De inmediato concluí que, si yo no tenía claro todo aquello, sólo cabían dos posibilidades. O bien soy mucho más zote de lo que me considero o los alterglobalizadores no hicieron muy bien los deberes. A pesar de haber compartido algo de tiempo con ellos (y también la calle en muchas protestas) no sabía cómo hablar de aquel movimiento. Quiénes eran, qué querían y cómo podía definirles. Entonces descubrí que mi ignorancia –fingida, falsa- era la guarida de un inmenso recelo. Que estaba emponzoñado de rencor hacia el mentado movimiento. Y ahí vislumbré la posibilidad de esta diatriba. Para evitar embrollarme con un hilo argumentativo, separaré mis argumentos en diez puntos. Ahí van.
1. Esa protesta, ese ola inesperada de multitudes contra las instituciones de Bretton Woods, contra la componenda de los Estados Más Poderosos (los Tres, los Seis, los Ocho, los Veinte…) se quedó en una pancarta en blanco, un poco como la campaña de Obama. ¡Cambiaremos el mundo! ¡Sí podemos! ¡Estamos contra ellos!... Claro, amigos, pero ¿no podríamos concretar un poco más? ¿Cambiar el mundo antes de desayunar o después? ¿Y para eso hay que llevar ropa oscura? ¿Puedo llevarme el móvil? ¿Podríamos pasar antes por el videoclub a devolver las pelis?

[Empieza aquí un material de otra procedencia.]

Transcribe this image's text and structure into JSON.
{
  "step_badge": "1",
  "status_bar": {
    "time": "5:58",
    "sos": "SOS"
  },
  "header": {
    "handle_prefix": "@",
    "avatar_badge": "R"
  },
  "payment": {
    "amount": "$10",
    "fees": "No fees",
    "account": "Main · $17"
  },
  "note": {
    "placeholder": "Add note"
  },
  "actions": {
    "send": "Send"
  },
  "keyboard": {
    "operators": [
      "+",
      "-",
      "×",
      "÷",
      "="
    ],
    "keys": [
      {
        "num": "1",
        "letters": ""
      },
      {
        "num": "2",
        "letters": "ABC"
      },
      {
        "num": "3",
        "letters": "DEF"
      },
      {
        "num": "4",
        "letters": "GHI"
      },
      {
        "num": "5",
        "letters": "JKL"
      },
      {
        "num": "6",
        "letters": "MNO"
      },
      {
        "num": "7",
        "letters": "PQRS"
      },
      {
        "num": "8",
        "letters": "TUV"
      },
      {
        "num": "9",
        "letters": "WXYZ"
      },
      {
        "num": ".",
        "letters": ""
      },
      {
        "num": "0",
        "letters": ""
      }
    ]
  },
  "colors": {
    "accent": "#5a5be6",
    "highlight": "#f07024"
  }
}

2. ¿Qué recordamos ahora de todo ello? Pues que un buen montón de millones de personas coordinadas a lo largo y ancho del globo protestaron muy indignadas no se sabe qué. En realidad, el movimiento alterglobalizador enseñó al mundo que mil dos cientos millones de militantes fueron capaces de unirse y organizarse (igual que Tunnick congrega a ochentamil para despelotarse en el estadio del Arsenal), pero que no pudieron ni siquiera ralentizar toda esta máquina de destrucción y acumulación. Según las fantásticas teorías negrianas, esa masa inerme constituía la nueva subjetividad militante, la “multitud”, demasiado heterogénea para ser interpretada como proletariado, demasiado variopinta como para calificarla de un modo más preciso. En realidad, puede que no estuviese mal llamar multitud a ese gentío de aquí y de allá sin ninguna ligazón concreta. El error, y de bulto, fue considerarlo “sujeto antagonista”.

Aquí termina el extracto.